Given this definition and the similar results that are left by uncleared cluster bombs and unexploded ordnances, they are clearly direct violations of the Universal Declaration of Human Rights that protect an individual’s right to life, liberty and security. Furthermore, they violate many articles of the Convention on the Rights of the child; the right to life, a safe environment in which to play, and health.

Yet, the international community has shown that punishing the Israeli regime over human rights violations is beyond its power as Tel Aviv enjoys Washington’s staunch support and protection. All the while, children continue to lose their limbs because of Israeli-planted bombs camouflaged among rocks and wildflowers.

2016 was the year that South Lebanon would become landmine-free. However, in light of regional developments and more pressing threats, funding from sponsor-countries has significantly decreased. This may mean, according to security sources, that the campaign to remove all landmines from South Lebanon will not end before 2020.

Meanwhile, the Lebanese army along with international and local groups are persisting in their efforts to make South Lebanon entirely safe from these remnants of Israeli wars for its residents.

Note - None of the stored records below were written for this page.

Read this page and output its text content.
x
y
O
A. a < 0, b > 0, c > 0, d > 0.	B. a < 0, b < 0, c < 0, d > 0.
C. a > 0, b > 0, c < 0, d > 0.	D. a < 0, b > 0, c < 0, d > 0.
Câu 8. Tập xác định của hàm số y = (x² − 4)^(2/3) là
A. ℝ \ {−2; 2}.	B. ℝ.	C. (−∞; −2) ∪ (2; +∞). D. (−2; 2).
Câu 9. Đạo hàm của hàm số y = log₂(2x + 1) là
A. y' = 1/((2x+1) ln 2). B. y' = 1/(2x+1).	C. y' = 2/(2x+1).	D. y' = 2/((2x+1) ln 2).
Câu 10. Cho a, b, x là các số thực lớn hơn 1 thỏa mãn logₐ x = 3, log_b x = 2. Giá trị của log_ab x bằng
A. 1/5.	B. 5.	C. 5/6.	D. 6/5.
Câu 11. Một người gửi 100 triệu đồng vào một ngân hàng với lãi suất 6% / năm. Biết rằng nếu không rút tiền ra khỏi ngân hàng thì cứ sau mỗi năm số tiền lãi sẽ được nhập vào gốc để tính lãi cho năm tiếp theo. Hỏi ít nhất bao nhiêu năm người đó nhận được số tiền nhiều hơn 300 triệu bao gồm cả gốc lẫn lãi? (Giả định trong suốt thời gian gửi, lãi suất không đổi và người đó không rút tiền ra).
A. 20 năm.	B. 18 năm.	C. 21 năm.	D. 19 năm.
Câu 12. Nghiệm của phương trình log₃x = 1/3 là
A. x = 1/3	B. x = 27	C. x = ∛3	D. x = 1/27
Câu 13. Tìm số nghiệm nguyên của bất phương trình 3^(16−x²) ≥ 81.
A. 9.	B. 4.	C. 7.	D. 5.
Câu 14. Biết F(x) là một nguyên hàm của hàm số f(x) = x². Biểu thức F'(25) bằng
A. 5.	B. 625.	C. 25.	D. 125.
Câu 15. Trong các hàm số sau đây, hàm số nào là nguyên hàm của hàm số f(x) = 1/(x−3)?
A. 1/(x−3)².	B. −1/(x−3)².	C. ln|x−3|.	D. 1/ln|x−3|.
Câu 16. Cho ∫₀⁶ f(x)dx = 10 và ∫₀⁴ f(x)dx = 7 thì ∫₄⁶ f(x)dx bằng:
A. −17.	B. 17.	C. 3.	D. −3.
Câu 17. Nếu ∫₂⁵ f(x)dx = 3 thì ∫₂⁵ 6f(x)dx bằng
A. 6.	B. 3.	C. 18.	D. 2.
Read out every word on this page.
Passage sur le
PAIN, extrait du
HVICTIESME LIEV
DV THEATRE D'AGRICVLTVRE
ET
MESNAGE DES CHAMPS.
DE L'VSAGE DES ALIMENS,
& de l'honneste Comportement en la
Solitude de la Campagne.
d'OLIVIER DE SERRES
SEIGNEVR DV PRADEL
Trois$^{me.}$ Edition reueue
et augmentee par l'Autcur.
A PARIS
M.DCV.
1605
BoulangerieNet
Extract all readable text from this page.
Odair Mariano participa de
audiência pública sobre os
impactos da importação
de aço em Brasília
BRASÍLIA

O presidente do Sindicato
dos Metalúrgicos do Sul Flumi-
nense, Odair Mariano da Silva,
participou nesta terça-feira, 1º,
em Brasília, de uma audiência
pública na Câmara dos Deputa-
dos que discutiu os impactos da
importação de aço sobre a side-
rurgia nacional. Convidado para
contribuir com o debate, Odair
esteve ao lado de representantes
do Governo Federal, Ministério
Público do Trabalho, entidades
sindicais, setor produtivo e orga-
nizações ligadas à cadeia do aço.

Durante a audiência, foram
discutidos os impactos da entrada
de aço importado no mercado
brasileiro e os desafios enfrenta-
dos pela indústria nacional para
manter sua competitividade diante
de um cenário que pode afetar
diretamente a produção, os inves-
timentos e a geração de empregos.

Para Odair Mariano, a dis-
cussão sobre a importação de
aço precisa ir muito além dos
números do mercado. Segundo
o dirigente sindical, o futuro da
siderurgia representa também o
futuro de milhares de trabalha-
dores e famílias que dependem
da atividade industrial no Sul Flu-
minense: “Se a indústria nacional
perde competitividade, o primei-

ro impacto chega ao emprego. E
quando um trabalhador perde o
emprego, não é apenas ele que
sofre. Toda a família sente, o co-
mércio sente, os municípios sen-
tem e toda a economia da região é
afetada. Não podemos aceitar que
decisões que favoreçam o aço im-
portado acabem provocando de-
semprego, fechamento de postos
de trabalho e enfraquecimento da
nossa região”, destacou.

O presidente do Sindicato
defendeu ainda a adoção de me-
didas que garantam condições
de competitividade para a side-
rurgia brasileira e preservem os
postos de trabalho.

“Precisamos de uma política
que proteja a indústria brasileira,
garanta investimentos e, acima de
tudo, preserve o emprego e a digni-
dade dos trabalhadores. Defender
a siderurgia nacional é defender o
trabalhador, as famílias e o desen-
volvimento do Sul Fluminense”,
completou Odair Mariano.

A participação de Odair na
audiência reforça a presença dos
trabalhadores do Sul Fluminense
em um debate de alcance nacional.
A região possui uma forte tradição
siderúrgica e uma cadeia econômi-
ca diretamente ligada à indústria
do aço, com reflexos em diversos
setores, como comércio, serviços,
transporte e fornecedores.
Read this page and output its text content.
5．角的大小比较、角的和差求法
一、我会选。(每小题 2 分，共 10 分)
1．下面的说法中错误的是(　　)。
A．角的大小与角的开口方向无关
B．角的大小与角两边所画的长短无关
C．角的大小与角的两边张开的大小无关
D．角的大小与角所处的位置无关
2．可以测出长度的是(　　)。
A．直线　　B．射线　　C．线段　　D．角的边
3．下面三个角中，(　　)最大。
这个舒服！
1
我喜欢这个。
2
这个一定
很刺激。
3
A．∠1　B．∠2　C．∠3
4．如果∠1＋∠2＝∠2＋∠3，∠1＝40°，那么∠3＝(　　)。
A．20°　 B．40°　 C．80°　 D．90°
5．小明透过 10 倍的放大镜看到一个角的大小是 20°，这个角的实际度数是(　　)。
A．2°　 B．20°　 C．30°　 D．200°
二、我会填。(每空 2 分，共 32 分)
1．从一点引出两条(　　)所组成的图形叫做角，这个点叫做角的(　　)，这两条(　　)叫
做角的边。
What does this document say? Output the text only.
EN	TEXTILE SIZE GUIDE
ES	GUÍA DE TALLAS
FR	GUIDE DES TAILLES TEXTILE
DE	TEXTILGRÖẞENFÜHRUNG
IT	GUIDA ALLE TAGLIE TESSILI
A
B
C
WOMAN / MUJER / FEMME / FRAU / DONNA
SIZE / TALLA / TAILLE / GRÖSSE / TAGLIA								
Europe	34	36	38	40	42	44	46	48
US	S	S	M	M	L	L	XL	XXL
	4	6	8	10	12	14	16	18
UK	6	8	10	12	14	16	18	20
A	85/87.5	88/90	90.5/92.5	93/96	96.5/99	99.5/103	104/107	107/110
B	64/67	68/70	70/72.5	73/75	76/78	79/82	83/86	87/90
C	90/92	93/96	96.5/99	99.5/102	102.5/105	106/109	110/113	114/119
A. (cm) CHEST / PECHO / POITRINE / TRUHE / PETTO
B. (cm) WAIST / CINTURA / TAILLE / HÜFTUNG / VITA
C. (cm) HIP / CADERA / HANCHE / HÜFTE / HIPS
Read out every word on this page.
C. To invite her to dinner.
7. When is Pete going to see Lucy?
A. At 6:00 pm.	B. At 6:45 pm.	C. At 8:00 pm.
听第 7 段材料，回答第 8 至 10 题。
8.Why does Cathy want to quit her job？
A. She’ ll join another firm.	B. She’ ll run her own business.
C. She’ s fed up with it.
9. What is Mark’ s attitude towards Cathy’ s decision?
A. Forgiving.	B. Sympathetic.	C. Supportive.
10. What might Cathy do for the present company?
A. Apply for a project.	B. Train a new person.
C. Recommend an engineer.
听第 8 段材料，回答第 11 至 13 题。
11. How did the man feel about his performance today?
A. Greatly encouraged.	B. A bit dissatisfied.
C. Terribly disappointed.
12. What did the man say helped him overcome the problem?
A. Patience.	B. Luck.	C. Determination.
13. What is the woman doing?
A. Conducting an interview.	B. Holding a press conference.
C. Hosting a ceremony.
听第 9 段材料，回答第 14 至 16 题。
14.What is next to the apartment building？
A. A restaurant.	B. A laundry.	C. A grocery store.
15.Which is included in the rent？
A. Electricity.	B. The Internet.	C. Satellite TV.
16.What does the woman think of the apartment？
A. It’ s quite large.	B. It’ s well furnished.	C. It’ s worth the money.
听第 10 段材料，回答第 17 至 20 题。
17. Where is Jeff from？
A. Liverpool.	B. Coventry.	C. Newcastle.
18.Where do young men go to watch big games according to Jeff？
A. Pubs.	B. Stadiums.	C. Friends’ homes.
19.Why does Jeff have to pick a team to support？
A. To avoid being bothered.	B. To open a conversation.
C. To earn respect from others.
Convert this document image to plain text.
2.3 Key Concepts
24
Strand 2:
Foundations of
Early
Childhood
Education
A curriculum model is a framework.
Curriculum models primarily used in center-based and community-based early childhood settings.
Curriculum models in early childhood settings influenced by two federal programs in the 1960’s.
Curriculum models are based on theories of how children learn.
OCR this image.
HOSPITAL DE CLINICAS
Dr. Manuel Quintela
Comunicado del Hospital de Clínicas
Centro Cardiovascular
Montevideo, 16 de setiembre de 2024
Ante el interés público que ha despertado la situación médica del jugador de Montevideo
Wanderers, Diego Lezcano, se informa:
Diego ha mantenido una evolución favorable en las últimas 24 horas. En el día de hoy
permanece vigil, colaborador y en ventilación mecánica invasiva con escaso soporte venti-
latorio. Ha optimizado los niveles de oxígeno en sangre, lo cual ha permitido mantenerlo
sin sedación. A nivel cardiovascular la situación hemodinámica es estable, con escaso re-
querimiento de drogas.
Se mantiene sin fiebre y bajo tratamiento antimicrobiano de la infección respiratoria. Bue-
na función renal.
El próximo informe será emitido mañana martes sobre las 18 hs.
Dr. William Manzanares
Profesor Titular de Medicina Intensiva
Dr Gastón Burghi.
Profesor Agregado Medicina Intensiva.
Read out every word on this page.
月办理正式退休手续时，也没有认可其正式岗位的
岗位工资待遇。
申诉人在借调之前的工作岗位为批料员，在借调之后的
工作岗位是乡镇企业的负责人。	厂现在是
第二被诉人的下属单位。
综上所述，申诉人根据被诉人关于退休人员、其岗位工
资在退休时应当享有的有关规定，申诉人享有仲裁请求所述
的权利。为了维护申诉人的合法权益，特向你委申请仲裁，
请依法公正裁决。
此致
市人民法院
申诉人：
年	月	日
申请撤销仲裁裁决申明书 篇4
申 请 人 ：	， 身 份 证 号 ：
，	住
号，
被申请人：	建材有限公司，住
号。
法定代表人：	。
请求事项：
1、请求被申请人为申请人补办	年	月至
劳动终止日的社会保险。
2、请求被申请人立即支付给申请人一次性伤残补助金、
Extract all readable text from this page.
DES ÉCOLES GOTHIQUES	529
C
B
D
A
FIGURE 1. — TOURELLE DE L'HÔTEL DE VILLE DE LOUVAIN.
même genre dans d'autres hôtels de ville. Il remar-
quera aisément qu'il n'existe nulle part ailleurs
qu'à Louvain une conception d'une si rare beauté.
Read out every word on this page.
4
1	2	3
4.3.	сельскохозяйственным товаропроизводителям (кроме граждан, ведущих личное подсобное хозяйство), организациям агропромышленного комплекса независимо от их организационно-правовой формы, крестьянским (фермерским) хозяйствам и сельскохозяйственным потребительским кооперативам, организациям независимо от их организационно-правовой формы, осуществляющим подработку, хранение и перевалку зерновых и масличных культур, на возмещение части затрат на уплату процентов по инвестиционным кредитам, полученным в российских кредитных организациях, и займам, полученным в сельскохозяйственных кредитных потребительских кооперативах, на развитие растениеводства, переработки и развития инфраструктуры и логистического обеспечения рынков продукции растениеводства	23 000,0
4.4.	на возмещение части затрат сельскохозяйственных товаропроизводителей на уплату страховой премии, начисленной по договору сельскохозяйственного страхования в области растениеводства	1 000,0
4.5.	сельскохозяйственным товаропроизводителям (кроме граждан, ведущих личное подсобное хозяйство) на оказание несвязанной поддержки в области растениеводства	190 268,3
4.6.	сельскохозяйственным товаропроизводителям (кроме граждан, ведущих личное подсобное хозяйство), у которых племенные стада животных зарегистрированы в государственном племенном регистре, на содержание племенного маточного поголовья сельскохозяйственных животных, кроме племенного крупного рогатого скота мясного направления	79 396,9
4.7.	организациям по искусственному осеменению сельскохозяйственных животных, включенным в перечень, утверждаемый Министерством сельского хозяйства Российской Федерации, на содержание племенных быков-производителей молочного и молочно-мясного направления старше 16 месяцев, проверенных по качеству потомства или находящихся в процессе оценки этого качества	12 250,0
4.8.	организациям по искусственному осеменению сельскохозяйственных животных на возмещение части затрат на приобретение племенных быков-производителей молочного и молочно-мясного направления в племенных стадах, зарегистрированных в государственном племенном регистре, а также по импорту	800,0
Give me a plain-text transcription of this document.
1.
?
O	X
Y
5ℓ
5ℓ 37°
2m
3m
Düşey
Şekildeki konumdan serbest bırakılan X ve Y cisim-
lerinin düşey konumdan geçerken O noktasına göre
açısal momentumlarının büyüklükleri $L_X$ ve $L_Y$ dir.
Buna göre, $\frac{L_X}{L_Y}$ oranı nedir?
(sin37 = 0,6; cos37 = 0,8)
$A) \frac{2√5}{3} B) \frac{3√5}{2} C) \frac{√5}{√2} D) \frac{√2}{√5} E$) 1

Efforts include pressuring the Israeli regime into handing over more maps that indicate the locations where it dropped these bombs because the ones submitted to the UN are insufficient and inaccurate.

As of 2015, 56 people were killed and at least 400 injured as a result of landmines, the bulk of whom are tobacco farmers.

Not only have they claimed lives, but these hidden threats are also hurtful to the livelihoods of many families. Many farmers are obstructed from cultivating their land and profiting from produce.

On an area that stretches for 37 square kilometres, 900 locations have been pinpointed where one million and a half cluster bombs were scattered near the end of July 2006.

Recently, new light was shed on a force that is unfamiliar to the Lebanese community; an all-female landmine clearing team came to the scene armed with the motive of disposing the remainder of the four million cluster munitions.

The eight-member team of South Lebanon women—among whom are housewives, teachers, and mothers— has taken on the task of saving lives and defying

It was established by de-mining NGO Norwegian People’s Aid (NPA) and partly funded by Australian International Aid.

The political and security situation in Lebanon has been described as a ticking bomb, waiting to explode in the face of the Lebanese. However, away from metaphors there are still millions of unexploded landmines and cluster bombs scattered in South Lebanon that can blast at the slightest movement. Both the people and the land are rife with wounds.